Managed care organizations have begun using group visits to doctors by patients with the same disease as one way to improve efficiency and control health care costs. This approach improved the diabetes care of uninsured and inadequately insured diabetes patients, according to a pilot study supported in part by the Agency for Healthcare Research and Quality (HS10871). Since group visits last longer than the typical primary care visit, they offer the provider more time to address diabetes-specific issues. Also, seeing the doctor on a monthly basis gives patients more opportunities to ask questions.

Researchers from the Medical University of South Carolina randomly assigned 120 uninsured or inadequately insured patients with uncontrolled type 2 diabetes to receive their care in group visits (59 patients) or usual care (individual visits, 61 patients) for 6 months.
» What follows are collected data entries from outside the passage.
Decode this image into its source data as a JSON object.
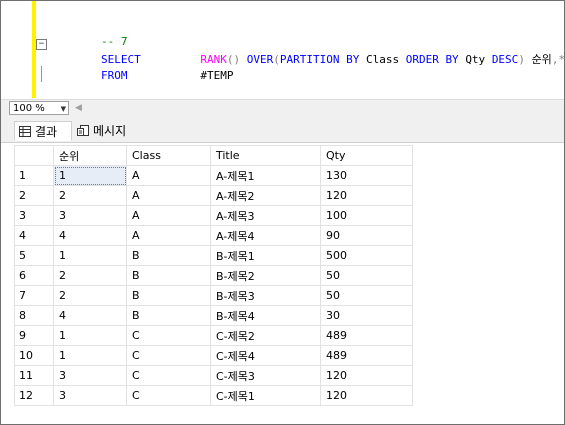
{
  "editor": {
    "line_comment": "-- 7",
    "line_select_kw": "SELECT",
    "line_select_fn": "RANK",
    "line_select_paren1": "()",
    "line_select_over": "OVER",
    "line_select_open": "(",
    "line_select_partition": "PARTITION BY",
    "line_select_class": "Class",
    "line_select_order": "ORDER BY",
    "line_select_qty": "Qty",
    "line_select_desc": "DESC",
    "line_select_close": ")",
    "line_select_alias": "순위",
    "line_select_comma": ",",
    "line_select_star": "*",
    "line_from_kw": "FROM",
    "line_from_table": "#TEMP"
  },
  "zoom": {
    "value": "100 %"
  },
  "tabs": [
    {
      "label": "결과",
      "icon": "grid-icon"
    },
    {
      "label": "메시지",
      "icon": "messages-icon"
    }
  ],
  "grid": {
    "columns": [
      "",
      "순위",
      "Class",
      "Title",
      "Qty"
    ],
    "rows": [
      [
        "1",
        "1",
        "A",
        "A-제목1",
        "130"
      ],
      [
        "2",
        "2",
        "A",
        "A-제목2",
        "120"
      ],
      [
        "3",
        "3",
        "A",
        "A-제목3",
        "100"
      ],
      [
        "4",
        "4",
        "A",
        "A-제목4",
        "90"
      ],
      [
        "5",
        "1",
        "B",
        "B-제목1",
        "500"
      ],
      [
        "6",
        "2",
        "B",
        "B-제목2",
        "50"
      ],
      [
        "7",
        "2",
        "B",
        "B-제목3",
        "50"
      ],
      [
        "8",
        "4",
        "B",
        "B-제목4",
        "30"
      ],
      [
        "9",
        "1",
        "C",
        "C-제목2",
        "489"
      ],
      [
        "10",
        "1",
        "C",
        "C-제목4",
        "489"
      ],
      [
        "11",
        "3",
        "C",
        "C-제목3",
        "120"
      ],
      [
        "12",
        "3",
        "C",
        "C-제목1",
        "120"
      ]
    ]
  },
  "colors": {
    "comment": "#008000",
    "keyword": "#0000ff",
    "function": "#ff00ff",
    "operator": "#808080",
    "changed_margin": "#fff200",
    "selected_cell": "#e6edf7"
  }
}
After 6 months, they examined the patients' medical charts to evaluate how many of the 10 standards of care recommended by the American Diabetes Association (ADA) were followed: up-to-date HbA1c (blood-sugar) levels and lipid profiles, urinalysis to test for microalbumin, appropriate use of angiotensin-converting enzyme (ACE) inhibitors or angiotensin receptor blockers, use of lipid-lowering agents where indicated, daily aspirin use, annual foot examinations (to detect circulation problems and prevent wound infections), annual referral for retinal examinations (to detect diabetic retinopathy), and pneumonia and influenza immunizations.

Three-quarters (76 percent) of patients who received care in group visits were up to date on at least nine of these ten items, compared with 23 percent of control patients. Also, 86 percent of patients in group visits had at least eight of the ten indicators, compared with 47 percent of control patients. There were no significant differences seen in diabetes or lipid control, but this was probably due to the small sample size and short duration of the pilot study, note the researchers.

See "Evaluating concordance to American Diabetes Association standards of care for type 2 diabetes through group visits in an uninsured or inadequately insured patient population," by Dawn E. Clancy, M.D., Dennis W. Cope, M.D., Kathryn Marley Magruder, M.P.H., Ph.D., and others, in the July 2003 Diabetes Care 26(7), pp. 2032-2036.